Il en est de même pour un médecin qui s'est vu infliger une interdiction d'exercice de six mois dont trois avec sursis, pour avoir établi une note technique sur la base des seules informations données par les ayants droits d'une parente diabétique décédée , en affirmant « les règles de l'art n'ont pas été respectées. Le médecin aurait dû réagir...et éviter une aggravation de l'état général. », alors que le rapport d'expertise judiciaire n'avait relevé aucun manquement (C.N.O.M 10 février 2014).


Dans le même sens, la Chambre Nationale dans sa décision du 7 septembre 2015 a sanctionné un médecin à 3 mois d'interdiction d'exercice dont deux avec sursis, pour avoir rédigé un rapport sur les seuls dires d'une patiente opérée d'un canal carpien cinq ans plus tôt, qui se plaignait du résultat et des conditions de l'intervention (« le praticien ne l'aurait pas vu, pas opéré personnellement, elle n'aurait pas eu d'anesthésie, on lui a dit de serrer les dents, sinon on lui mettrait un chiffon sur la bouche »).


La CNOM a considéré qu'en reproduisant ces dires en dépit de leur peu de vraisemblance ou de leur caractère excessif, ce médecin a établi un rapport tendancieux diffusé en justice, laissant entendre que le chirurgien a commis des fautes graves (ce qui a été formellement démenti par un rapport d'expertise judiciaire).

 

 

5/ Quelle est la position récente du Conseil d'État vis-à-vis des rapports jugés tendancieux par la CNOM ?

 

La réponse est donnée dans deux arrêts récents du Conseil d'État rendus le 18 juillet 2018 ; La Haute Cour abonde totalement dans le sens des décisions de la Chambre Nationale.


- Le 1° arrêt confirme la décision de la Chambre disciplinaire Nationale de l'Ordre se rapportant à une plainte d'un praticien du Languedoc Roussillon, qui avait sanctionné le rédacteur d'une note tendancieuse.

 

En l'occurrence, un patient s'estimant victime d'une erreur médicale consécutive à une intervention de la cataracte, avait sollicité à titre amical un médecin généraliste pour qu'il rédige une note permettant d'étayer la mise en cause de l'ophtalmologiste devant la CCI.

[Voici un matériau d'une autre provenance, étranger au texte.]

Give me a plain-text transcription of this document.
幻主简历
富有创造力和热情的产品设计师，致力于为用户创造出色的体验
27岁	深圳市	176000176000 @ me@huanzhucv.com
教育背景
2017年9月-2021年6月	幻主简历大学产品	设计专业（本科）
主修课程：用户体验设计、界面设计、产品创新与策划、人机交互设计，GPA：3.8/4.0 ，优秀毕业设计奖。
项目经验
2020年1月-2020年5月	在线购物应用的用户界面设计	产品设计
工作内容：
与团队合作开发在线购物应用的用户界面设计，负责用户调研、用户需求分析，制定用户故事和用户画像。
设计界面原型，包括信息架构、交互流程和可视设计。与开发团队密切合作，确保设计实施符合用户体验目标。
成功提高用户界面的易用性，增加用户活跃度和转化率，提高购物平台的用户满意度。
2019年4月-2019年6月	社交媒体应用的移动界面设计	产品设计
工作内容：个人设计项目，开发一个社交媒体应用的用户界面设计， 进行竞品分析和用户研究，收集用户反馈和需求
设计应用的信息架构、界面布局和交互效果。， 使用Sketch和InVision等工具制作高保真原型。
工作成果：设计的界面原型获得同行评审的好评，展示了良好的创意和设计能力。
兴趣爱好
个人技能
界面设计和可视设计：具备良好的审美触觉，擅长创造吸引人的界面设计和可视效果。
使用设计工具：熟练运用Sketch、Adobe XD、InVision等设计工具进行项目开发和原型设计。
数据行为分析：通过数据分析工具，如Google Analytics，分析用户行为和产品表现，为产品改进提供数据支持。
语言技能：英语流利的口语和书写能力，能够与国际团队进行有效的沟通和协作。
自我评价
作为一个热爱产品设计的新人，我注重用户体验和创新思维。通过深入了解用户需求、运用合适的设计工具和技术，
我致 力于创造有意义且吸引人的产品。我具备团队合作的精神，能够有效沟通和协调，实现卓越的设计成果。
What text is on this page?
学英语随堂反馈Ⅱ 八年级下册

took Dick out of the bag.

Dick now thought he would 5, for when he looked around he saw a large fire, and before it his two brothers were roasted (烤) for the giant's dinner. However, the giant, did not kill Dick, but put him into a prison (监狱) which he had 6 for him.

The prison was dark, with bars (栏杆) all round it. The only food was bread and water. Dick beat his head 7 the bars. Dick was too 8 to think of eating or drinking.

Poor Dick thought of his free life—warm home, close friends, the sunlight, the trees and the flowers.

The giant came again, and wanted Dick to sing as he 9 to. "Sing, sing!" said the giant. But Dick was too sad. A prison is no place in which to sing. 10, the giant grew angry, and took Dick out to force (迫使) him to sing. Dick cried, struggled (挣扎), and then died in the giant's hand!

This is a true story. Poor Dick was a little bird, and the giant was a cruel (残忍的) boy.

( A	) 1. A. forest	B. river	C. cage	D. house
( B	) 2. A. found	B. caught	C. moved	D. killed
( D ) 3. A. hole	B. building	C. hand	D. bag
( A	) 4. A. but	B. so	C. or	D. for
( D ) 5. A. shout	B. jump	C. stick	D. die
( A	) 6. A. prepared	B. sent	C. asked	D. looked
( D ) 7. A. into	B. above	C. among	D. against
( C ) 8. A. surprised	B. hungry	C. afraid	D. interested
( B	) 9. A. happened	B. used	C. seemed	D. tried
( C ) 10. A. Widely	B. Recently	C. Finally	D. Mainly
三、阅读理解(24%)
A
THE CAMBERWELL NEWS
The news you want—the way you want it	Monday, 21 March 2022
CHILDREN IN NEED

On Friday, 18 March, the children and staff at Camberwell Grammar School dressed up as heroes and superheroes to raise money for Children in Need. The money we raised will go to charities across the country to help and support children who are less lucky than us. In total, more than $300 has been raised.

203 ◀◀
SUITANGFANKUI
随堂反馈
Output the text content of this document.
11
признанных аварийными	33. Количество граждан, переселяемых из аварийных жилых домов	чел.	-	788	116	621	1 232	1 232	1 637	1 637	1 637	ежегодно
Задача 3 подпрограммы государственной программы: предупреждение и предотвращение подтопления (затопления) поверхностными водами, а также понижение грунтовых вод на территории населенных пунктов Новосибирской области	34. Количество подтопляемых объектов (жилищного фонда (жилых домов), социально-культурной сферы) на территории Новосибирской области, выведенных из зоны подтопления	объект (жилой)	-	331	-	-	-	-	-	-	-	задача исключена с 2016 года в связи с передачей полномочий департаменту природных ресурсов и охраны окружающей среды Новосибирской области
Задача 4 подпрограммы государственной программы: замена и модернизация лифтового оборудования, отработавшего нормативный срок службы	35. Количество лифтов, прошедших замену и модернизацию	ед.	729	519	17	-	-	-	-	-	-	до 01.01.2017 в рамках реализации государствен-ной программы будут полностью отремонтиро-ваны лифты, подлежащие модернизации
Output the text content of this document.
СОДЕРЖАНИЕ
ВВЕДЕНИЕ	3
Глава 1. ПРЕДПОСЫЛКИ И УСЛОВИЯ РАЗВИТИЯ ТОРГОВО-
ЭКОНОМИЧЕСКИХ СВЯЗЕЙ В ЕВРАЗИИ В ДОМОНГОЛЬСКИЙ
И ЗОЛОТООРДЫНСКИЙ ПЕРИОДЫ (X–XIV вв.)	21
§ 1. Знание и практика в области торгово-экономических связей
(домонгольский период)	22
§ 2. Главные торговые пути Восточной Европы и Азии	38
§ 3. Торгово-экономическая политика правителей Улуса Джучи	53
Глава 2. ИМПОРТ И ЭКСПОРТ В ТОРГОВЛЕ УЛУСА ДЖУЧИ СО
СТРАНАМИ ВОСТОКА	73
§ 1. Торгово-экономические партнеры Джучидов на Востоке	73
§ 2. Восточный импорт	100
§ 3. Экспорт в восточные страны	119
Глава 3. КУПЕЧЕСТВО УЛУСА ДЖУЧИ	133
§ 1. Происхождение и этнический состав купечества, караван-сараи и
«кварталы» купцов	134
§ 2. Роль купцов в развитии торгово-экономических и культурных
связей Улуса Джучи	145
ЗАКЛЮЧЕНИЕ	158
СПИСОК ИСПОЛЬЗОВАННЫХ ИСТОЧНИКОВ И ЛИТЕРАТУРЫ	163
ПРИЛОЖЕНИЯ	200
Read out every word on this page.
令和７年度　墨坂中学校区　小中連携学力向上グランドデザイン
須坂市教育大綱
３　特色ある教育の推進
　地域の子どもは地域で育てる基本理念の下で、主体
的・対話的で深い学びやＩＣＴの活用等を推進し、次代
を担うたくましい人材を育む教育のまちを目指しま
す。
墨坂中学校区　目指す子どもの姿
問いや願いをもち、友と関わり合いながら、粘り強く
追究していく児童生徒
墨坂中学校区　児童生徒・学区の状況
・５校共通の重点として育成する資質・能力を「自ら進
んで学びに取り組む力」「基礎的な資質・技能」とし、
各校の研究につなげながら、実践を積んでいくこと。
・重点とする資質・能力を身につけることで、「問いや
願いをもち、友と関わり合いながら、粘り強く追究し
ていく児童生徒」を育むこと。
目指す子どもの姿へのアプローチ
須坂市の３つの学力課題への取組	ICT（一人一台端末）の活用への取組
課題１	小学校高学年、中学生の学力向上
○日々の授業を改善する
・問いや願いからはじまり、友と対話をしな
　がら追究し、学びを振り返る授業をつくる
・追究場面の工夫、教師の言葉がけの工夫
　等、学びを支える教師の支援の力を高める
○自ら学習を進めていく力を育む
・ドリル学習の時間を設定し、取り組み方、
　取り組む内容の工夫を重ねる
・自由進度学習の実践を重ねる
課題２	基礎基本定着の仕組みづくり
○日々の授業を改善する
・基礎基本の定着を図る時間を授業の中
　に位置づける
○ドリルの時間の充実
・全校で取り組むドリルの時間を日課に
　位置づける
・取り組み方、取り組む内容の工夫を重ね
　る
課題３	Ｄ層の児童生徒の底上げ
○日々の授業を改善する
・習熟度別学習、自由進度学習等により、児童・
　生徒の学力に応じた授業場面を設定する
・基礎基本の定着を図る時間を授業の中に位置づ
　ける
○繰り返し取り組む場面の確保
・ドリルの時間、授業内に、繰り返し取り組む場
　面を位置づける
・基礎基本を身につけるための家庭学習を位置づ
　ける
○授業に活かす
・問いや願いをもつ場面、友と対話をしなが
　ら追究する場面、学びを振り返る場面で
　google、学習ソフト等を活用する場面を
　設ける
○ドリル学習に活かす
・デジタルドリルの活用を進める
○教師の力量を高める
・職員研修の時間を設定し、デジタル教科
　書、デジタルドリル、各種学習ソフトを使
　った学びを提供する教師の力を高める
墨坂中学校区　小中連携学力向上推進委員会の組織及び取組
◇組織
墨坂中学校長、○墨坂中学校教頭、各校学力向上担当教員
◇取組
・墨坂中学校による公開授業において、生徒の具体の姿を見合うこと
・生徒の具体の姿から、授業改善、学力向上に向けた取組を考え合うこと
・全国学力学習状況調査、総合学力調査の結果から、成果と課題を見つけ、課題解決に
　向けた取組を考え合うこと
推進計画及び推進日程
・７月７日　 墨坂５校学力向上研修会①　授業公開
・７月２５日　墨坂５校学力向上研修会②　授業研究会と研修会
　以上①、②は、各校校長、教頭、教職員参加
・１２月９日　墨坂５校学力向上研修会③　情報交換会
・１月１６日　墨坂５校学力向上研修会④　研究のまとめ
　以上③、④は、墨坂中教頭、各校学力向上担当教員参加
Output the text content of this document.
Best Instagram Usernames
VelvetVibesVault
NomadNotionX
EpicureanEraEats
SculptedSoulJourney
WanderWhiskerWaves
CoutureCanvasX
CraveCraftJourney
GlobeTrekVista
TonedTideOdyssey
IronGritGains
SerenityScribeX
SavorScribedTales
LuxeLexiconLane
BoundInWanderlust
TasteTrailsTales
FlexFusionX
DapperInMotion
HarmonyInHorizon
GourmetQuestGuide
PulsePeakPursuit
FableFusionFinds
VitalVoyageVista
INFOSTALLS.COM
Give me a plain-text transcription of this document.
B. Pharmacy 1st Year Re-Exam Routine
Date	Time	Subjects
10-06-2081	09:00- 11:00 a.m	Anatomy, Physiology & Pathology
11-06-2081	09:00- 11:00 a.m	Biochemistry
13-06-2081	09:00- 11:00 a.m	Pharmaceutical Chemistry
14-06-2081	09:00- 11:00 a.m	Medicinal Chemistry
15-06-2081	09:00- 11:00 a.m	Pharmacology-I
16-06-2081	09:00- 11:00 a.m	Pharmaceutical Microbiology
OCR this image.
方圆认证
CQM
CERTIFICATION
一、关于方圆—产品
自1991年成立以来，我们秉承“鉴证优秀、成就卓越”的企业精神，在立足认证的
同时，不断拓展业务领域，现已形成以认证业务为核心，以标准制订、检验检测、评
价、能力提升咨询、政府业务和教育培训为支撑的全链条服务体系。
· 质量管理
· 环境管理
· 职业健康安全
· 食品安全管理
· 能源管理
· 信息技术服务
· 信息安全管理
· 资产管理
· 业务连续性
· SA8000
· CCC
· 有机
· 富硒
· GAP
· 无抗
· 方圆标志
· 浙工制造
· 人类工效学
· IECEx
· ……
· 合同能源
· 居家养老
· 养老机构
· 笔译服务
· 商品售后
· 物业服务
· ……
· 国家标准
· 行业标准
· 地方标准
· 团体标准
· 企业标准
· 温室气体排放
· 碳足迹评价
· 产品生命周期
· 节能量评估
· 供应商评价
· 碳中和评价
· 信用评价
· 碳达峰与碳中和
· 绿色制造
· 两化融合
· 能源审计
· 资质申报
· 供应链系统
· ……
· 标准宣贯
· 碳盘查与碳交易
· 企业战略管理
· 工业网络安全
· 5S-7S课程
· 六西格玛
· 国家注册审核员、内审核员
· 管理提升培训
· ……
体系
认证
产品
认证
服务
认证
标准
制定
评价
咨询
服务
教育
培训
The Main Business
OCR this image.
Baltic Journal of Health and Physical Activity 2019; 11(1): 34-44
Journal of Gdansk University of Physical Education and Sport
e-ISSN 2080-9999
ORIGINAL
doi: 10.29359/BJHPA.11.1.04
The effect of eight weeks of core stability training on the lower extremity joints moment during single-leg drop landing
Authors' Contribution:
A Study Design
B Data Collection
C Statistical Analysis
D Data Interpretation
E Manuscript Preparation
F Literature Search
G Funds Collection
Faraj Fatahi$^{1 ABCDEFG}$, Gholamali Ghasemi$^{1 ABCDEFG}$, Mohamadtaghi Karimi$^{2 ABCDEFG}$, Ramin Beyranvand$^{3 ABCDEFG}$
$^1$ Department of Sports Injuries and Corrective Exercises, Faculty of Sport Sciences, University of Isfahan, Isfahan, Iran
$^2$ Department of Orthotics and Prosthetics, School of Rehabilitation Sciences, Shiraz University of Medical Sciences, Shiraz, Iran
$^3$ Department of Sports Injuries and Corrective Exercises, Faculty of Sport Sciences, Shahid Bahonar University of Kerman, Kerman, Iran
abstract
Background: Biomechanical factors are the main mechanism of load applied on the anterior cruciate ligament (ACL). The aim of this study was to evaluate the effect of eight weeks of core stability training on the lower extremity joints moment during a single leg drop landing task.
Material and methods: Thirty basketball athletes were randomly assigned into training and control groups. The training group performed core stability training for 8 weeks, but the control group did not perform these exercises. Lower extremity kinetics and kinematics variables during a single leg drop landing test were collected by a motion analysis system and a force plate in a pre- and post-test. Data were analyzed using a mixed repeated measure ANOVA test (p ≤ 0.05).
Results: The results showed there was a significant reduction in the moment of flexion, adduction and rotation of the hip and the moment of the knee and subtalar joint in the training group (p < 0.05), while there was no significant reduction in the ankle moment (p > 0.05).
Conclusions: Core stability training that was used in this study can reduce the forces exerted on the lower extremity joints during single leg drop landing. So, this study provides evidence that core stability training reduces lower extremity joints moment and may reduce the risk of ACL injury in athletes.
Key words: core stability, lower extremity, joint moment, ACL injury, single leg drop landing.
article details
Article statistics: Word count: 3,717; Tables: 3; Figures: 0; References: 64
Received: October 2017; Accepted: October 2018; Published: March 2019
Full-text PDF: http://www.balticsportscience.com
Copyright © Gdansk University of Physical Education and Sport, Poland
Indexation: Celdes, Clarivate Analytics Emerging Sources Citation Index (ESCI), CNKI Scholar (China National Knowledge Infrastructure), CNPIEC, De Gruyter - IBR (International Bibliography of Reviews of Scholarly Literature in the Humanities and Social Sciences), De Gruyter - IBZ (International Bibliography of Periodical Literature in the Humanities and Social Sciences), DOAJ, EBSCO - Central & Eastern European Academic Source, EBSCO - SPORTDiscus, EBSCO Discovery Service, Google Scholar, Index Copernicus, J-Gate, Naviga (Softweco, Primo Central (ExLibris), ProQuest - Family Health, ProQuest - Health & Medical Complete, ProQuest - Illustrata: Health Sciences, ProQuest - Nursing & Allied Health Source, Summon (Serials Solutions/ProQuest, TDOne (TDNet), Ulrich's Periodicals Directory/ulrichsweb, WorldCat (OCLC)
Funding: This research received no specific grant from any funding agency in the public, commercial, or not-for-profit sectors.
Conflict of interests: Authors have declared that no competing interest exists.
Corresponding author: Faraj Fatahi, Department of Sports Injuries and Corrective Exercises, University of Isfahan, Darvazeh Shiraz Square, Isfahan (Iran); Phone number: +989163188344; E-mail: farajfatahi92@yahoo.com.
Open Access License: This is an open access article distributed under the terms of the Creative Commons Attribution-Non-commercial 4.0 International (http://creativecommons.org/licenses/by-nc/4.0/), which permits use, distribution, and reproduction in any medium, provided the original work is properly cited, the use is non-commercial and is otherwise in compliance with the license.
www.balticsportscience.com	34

Dans sa note technique, le médecin n'hésitait pas à affirmer -entre autres- que le chirurgien n'avait pas reçu lui-même le patient, n'avait pas diagnostiqué un décollement de la rétine, ce qui constituaient des « erreurs médicales ».


Un rapport d'expertise avait totalement démenti cette pseudo-analyse.


Le Conseil d'État relève que le médecin rédacteur "a procédé à des affirmations inexactes, fait état de vérités tronquées, donné pour établis des faits qui ne l'étaient pas, ou à l'inverse, présenté comme hypothétiques des faits dont la réalité était incontestable".


Selon la Haute Cour, la peine de trois mois ferme d'interdiction d'exercice, n'est pas hors de proportion eu égard à la gravité de la faute commise.


- Le 2° arrêt va dans le même sens à propos d'une plainte d'un praticien de la Haute Garonne contre un médecin de recours qui avait conclu contre son confrère à une méconnaissance des règles de l'Art concernant la prise en charge d'une patiente à domicile.
Le Conseil d'État rappelle à cette occasion que les médecins doivent entretenir entre eux des rapports de bonne confraternité. Le médecin rédacteur de la note a écopé de six mois d'interdiction d'exercice dont 3 mois avec sursis et là encore le Conseil d'État a considéré que cette peine était justifiée, en rejetant le pourvoi.

 

Au vu de ce qui précède, force est de constater que la Chambre Nationale n'hésite pas à sanctionner ceux qui jouent « au chevalier blanc », au détriment de leurs confrères et au-delà de toute vérité scientifique et médicale.

 

 

M° Véronique ESTÈVE
Avocat
Spécialiste en droit de la Santé

 


PS : Sur un plan civil l'article 1240 du Code Civil est applicable : « tout fait quelconque de l'homme qui cause à autrui un dommage oblige celui par la faute duquel il est arrivé à le réparer ».